Reshnu Sunetra Narendran may only be 16, but she has been honing her culinary skills, thanks to outlets such as Youtube, recipe books and cooking programmes on TV.
“I watch many cooking shows on Food Network Channel. I like the way they present the food and how they make cooking and baking look so simple. Plus, there are a variety of programmes ranging from competitions, tips, to step-by-step recipes,” said the Form Four student from SMK Sultan Abdul Samad in Petaling Jaya, Selangor.
Reshnu – who enjoys baking cookies and cakes – also hunts for new recipes on the Internet, mainly on cooking websites, blogsites and YouTube.
“YouTube is my guru because I can keep playing the videos repeatedly if I miss the steps. It is very easy as they show you every single step to make the recipe work,” explained Reshnu, who has developed an interest in cooking from her mother Pooja Singam.
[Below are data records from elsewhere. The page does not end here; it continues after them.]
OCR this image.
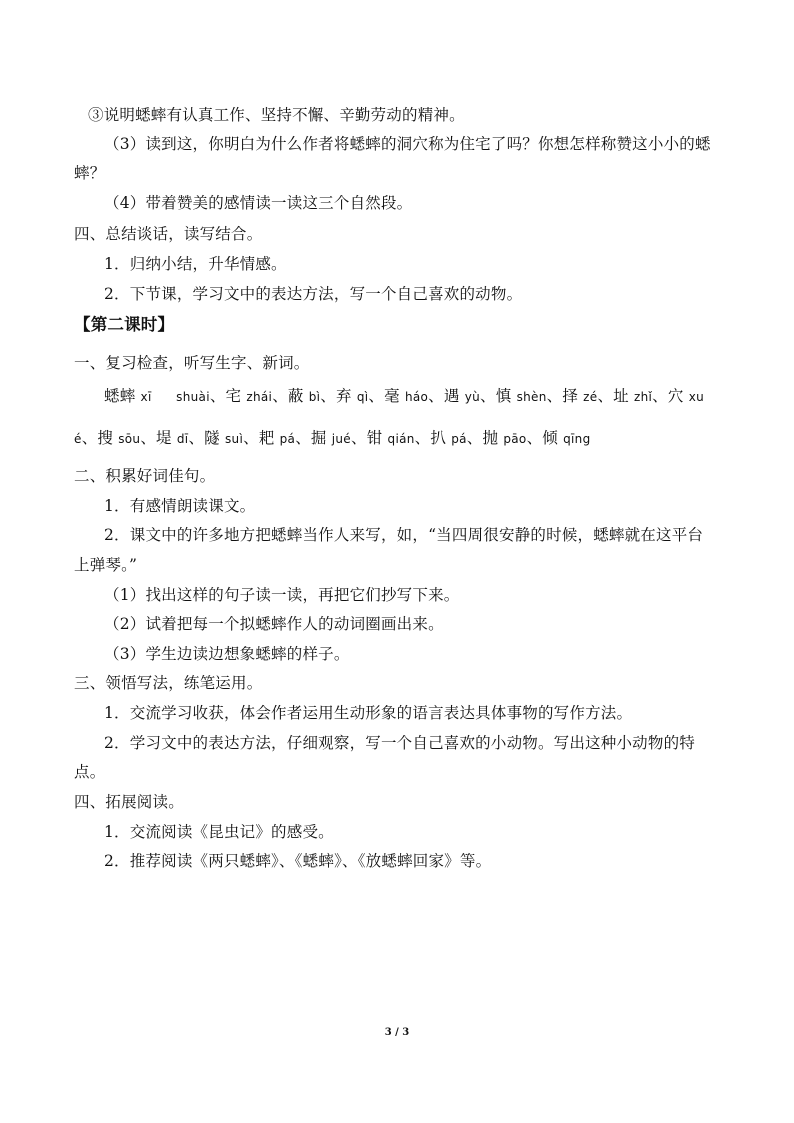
③说明蟋蟀有认真工作、坚持不懈、辛勤劳动的精神。
（3）读到这，你明白为什么作者将蟋蟀的洞穴称为住宅了吗？你想怎样称赞这小小的蟋
蟀？
（4）带着赞美的感情读一读这三个自然段。
四、总结谈话，读写结合。
1．归纳小结，升华情感。
2．下节课，学习文中的表达方法，写一个自己喜欢的动物。
【第二课时】
一、复习检查，听写生字、新词。
蟋蟀 xī　　shuài、宅 zhái、蔽 bì、弃 qì、毫 háo、遇 yù、慎 shèn、择 zé、址 zhǐ、穴 xu
é、搜 sōu、堤 dī、隧 suì、耙 pá、掘 jué、钳 qián、扒 pá、抛 pāo、倾 qīng
二、积累好词佳句。
1．有感情朗读课文。
2．课文中的许多地方把蟋蟀当作人来写，如，“当四周很安静的时候，蟋蟀就在这平台
上弹琴。”
（1）找出这样的句子读一读，再把它们抄写下来。
（2）试着把每一个拟蟋蟀作人的动词圈画出来。
（3）学生边读边想象蟋蟀的样子。
三、领悟写法，练笔运用。
1．交流学习收获，体会作者运用生动形象的语言表达具体事物的写作方法。
2．学习文中的表达方法，仔细观察，写一个自己喜欢的小动物。写出这种小动物的特
点。
四、拓展阅读。
1．交流阅读《昆虫记》的感受。
2．推荐阅读《两只蟋蟀》、《蟋蟀》、《放蟋蟀回家》等。
3 / 3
Besides recipes, Reshnu also turns to YouTube to enhance her knowledge on beauty remedies. Be it tips on getting rid of eyebags, natural cures for dry skin to DIY face masks, all the information she needs is just a click away.
“I’m particular about my skincare regime. I like to test out home remedies from YouTube and purchase different skincare products from the pharmacy.”
Catwalk girls’ dreams
Mass communications undergraduate Wafa Johanna De Korte has big dreams to be a successful TV host.
“I’d like to host entertainment TV shows, and eventually, host a talk show. I’m interested in current issues, politics and want to highlight lay people’s concerns,” said the 21-year-old, citing Oprah Winfrey and Ellen DeGeneres as her favourite TV hosts.
The leggy Dutch-Malay beauty, who clinched the title of Asia New Face Model in 2012, is a part time model too. To settle her college fees, she has taken a loan from Perbadanan Tabung Pendidikan Tinggi Nasional (PTPTN) and tops it up with money earned from her modelling stints.
“I don’t want to burden my widowed mother with college fees. Being able to pay my fees gives me a sense of independence and focus, and an appreciation of the value of money,” said Wafa, who has been modelling for six years.
Like most of her social-media savvy college mates, Wafa keeps up-to-date of trends, news and assignments with social media. According to her, social media serves as a vital platform to enable her to engage in conversations with her college mates, as well as look for job opportunities.
With the advancement of technology, Wafa obtains most of her lecture notes from Facebook. She also turns to Skype and Twitter to discuss group assignments with her course mates.
“Social media is also used as a platform to connect with people for job opportunities. ‘Social Media Influencers’ is a term used by people who have a large following on their social media channels.”